Comment by getnormality

2 months ago

Duplicates in source data are almost always a sign of bad data modeling, or of analysts and engineers disregarding a good data model. But I agree that this ubiquitous antipattern that nobody should be doing can still be usefully made concise. There should be a select distinct * operation.

And FWIW I personally hate writing raw SQL. But the problem with the API is not the data operations available, it's the syntax and lack of composability. It's English rather than ALGOL/C-style. Variables and functions, to the extent they exist at all, are second-class, making abstraction high-friction.

6 comments

getnormality

DangitBobby 2 months ago

Oooh buddy how's the view from that ivory tower??

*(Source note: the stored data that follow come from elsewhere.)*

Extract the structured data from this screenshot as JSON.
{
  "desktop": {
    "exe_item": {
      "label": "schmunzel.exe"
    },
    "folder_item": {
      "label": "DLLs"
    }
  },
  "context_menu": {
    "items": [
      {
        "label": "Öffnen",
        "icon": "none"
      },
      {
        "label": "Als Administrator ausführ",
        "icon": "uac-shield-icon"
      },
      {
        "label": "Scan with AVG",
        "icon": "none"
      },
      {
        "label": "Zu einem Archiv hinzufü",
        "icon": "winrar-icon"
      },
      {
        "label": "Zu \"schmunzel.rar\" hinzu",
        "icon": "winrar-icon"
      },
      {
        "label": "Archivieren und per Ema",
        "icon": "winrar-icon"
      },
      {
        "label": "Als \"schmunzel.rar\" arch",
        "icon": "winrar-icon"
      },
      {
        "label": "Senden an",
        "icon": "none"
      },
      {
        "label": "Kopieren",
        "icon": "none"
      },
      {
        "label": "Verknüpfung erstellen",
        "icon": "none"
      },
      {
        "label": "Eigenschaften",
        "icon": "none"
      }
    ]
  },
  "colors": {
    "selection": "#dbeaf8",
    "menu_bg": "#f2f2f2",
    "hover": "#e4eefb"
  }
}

But seriously I'm not in always in control of upstream data, I get stuff thrown over to my side of the fence by an organization who just needs data jiggled around for one-off ops purposes. They are communicating to me via CSV file scraped from Excel files in their Shared Drive, kind of thing.

getnormality 2 months ago
Do what you gotta do, but most of my job for the past decade has been replacing data pipelines that randomly duplicate data with pipelines that solve duplication at the source, and my users strongly prefer it.
Of course, a lot of one-off data analysis has no rules but get a quick answer that no one will complain about!
- DangitBobby 2 months ago
  
  I updated my OG comment for context. As an org we also help clients come up with pipelines but it's just unrealistic to do a top-down rebuild of their operations to make one-off data exports appeal to my sensibilities.
  
  1 reply →

doug_durham 2 months ago

Duplicates are a sign of reality. Only where you have the resources to have dedicated people clean and organize data do you have well modeled data. Pandas is a power tool for making sense of real data.

mamcx 2 months ago

> Duplicates in source data are almost always a sign of bad data modeling

Nope. Duplicates in source data(INPUT) is natural, correct and MUST be supported or almost all data become impossible.

What is the actual problem is the OUTPUT. Duplicates on the OUTPUT need to be controlled and explicit. In general, we need in the OUTPUT a unique rowby a N-key, but probably not need it to be unique for the rest, so, in the relational model, you need unique for a combination of columns (rarely, by ALL of them).